Sports simulation developers strive to include both ultra realism and arcade action -- elements from opposite ends of the simulation spectrum. The perfect balance results in an accurate representation of the game that is fun to play. The longest running sports simulation series, football and hockey titles from EA SPORTS have made great strides in honing gameplay to appease fans looking for both realism and action.
Unfortunately, while football games appear to be getting closer to emulating the real game, hockey seems to be slipping into arcade fantasy. NHL 2002 is a fun game, but only if you aren't expecting a realistic sporting event. On the surface, NHL 2002 appears to reach for true hockey experience by licensing not only the complete official NHL lineup of teams, but also teams from hockey around the world. Player models continue to improve, especially facially, and they're more easily identifiable than ever before.
Controls are also becoming more sophisticated. The four basic buttons can be used in combinations for a variety of shots, passes, and checks. This simplicity helps you focus on the action at hand. New dekes and a saucer pass option have been included as well.
Gameplay is where realism breaks down. Breakaways result in the camera switching to a close up, slow motion angle where the only sound is a loud heartbeat. It's nearly the same as the "bullet time" effect from Max Payne and somewhat disorienting. After a shot is fired, the angle swings back to the normal overhead view of the ice, often causing you to lose track of the location of the deflected puck.
The same is true when a goalie makes a great save. The save is shown from a close up perspective and repeated from three different angles in slow motion. Usually, the puck rebounds to another opponent, who pokes it in while you are mentally switching from the close up to the normal view. Big hits are also shown in a similar fashion.

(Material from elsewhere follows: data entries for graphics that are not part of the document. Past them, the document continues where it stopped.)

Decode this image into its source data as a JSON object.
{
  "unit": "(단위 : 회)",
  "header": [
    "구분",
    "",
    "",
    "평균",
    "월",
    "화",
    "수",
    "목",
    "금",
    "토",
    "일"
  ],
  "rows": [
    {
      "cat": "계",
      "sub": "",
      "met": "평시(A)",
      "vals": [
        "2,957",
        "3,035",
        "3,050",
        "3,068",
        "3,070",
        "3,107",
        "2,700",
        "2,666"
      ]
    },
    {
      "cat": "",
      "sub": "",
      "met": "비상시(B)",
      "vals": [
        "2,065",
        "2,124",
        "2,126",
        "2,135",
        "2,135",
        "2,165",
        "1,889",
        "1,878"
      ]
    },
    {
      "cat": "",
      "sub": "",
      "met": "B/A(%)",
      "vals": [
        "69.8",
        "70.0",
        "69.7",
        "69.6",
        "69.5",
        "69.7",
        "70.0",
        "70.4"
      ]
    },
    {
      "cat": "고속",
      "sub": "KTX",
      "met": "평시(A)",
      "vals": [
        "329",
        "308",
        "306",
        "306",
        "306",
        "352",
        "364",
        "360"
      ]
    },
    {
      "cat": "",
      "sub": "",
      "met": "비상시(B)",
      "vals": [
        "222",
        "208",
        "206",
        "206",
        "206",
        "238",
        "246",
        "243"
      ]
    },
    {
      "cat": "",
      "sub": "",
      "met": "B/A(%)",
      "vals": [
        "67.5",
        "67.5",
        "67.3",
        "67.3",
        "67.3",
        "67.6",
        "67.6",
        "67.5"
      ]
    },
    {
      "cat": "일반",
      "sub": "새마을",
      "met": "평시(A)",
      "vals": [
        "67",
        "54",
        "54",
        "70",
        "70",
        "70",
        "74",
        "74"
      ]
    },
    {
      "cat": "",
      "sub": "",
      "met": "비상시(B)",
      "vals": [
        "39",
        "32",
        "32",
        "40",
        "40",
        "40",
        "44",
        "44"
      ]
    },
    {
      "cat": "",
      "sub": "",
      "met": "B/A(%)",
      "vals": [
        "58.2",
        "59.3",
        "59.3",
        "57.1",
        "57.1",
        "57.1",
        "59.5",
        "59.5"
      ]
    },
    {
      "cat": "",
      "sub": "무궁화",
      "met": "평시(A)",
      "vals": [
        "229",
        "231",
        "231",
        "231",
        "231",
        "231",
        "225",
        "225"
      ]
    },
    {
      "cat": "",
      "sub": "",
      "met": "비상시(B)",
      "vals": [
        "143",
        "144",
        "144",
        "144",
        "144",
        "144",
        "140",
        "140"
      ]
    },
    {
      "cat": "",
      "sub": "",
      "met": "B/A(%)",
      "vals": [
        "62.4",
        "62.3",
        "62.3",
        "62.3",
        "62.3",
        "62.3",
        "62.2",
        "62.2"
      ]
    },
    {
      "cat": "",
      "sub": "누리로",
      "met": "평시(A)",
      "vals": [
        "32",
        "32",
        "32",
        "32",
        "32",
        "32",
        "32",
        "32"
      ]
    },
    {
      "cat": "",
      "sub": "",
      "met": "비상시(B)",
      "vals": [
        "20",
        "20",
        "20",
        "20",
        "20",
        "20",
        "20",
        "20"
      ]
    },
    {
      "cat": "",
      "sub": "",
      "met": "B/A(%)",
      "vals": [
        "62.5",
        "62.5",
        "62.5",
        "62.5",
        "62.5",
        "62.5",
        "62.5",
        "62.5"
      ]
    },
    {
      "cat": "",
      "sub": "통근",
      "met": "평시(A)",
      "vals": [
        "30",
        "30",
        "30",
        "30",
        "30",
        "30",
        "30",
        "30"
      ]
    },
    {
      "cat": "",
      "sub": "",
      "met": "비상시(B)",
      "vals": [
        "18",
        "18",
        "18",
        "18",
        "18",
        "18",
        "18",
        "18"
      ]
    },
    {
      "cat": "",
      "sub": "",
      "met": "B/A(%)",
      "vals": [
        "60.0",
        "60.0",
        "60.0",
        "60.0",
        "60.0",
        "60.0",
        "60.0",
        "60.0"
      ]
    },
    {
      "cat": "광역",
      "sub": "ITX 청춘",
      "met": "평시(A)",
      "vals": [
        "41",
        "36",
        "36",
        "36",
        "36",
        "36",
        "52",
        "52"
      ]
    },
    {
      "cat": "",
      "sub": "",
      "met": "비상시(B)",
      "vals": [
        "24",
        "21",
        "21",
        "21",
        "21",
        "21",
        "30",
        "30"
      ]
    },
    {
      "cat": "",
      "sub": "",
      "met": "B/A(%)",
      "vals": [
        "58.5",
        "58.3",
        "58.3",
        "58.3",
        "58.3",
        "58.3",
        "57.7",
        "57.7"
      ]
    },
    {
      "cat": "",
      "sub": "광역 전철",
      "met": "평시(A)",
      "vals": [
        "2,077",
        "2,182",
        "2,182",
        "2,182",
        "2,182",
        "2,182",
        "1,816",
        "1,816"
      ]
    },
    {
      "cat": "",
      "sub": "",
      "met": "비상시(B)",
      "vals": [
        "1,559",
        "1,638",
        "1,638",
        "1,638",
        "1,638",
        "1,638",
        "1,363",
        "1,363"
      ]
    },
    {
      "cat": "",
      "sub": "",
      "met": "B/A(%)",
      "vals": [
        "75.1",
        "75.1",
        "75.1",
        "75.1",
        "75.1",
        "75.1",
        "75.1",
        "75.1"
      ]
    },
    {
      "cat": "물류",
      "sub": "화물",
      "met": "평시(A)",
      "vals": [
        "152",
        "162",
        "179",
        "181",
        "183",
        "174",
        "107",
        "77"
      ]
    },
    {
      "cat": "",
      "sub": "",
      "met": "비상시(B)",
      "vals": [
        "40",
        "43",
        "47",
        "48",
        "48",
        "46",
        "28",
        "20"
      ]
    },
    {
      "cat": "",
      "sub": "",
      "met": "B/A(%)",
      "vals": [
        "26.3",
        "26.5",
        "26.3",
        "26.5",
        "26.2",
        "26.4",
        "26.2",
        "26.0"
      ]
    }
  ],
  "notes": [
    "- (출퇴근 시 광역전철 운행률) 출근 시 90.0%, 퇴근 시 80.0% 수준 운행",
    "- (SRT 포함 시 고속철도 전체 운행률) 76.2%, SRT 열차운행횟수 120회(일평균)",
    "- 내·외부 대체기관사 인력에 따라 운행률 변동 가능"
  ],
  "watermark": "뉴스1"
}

Obviously, the new angles are an attempt to spice up the action, but the gimmick wears off quickly, causing frustration, annoyance, and errant pucks.
Besides the unusual camera angles, the majority of the game play is solid. While the beginner and easy levels provide far too many shots, gamers will find the medium and difficult levels up to snuff. Slider bars in the options menu helps balance the passing and goaltending skill levels, a sore spot for fans of previous games.
New additions also include an "Emotion Meter," where momentum can be generated by making a succession of great plays, but often unbalances the game because it activates too often on mundane shots or checks. A new card system offers Upper Deck NHL cards that feature well-known players; the cards are acquired by earning points within the game by performing special tasks, such as scoring a shorthanded goal. The points can be redeemed to buy virtual packs of cards, which boost player skills, provide cheats for a limited time, or unlock secrets including special celebrations or Easter eggs. The computer doesn't appear to use the cards, ultimately giving the edge to the gamer. Some of the effects, though, border on silliness, sullying the groundwork laid for a true hockey simulation.
Sounds have always been a strong part of the series and NHL 2002 doesn't disappoint. Hard hits sound excruciatingly painful, and slap shots have a solid smack to them. The arena noise sounds realistic, which helps set the atmosphere. Menu music includes a previously unreleased Bare Naked Ladies song, as well as music from Sum 41 and others.
The one aspect that could kill the joy of NHL 2002 is the inclusion of Don Taylor as color commentator. In previous games in the series, the action was called by Jim Hughson and Bill Clement who provided decent, if somewhat repetitive, asides and remarks with some kind of seriousness. Taylor is only occasionally funny and often sounds more like the wiseacre in the back of a freshman English class. He tends to lower the usually superb Hughson to a junior high school mentality.
Despite the unwise decision to hire Don Taylor, NHL 2002 will appeal more to the arcade action camp than the purist. While most of the new additions don't work as well as planned, it is encouraging to see fresh ideas implemented. NHL 2002 is fun to play, but isn't particularly true to the sport, which may disturb true hockey fans with its slip away from realism.
Graphics: Fine player models and animations. Importing gamer faces still needs work.
Sound: Big checks and hard slap shots sound really fine, but Don Taylor nearly wrecks the game with commentary that misses more than it hits. On the upside is a new Bare Naked Ladies song.
Enjoyment: New additions of action angles and a NHL card system enhances the arcade feel. It's fun, but could draw scorn from hockey purists.
Replay Value: There are plenty of NHL and world teams from which to choose. Five gameplay modes provide many styles. Online leagues should extend hockey season for years to come.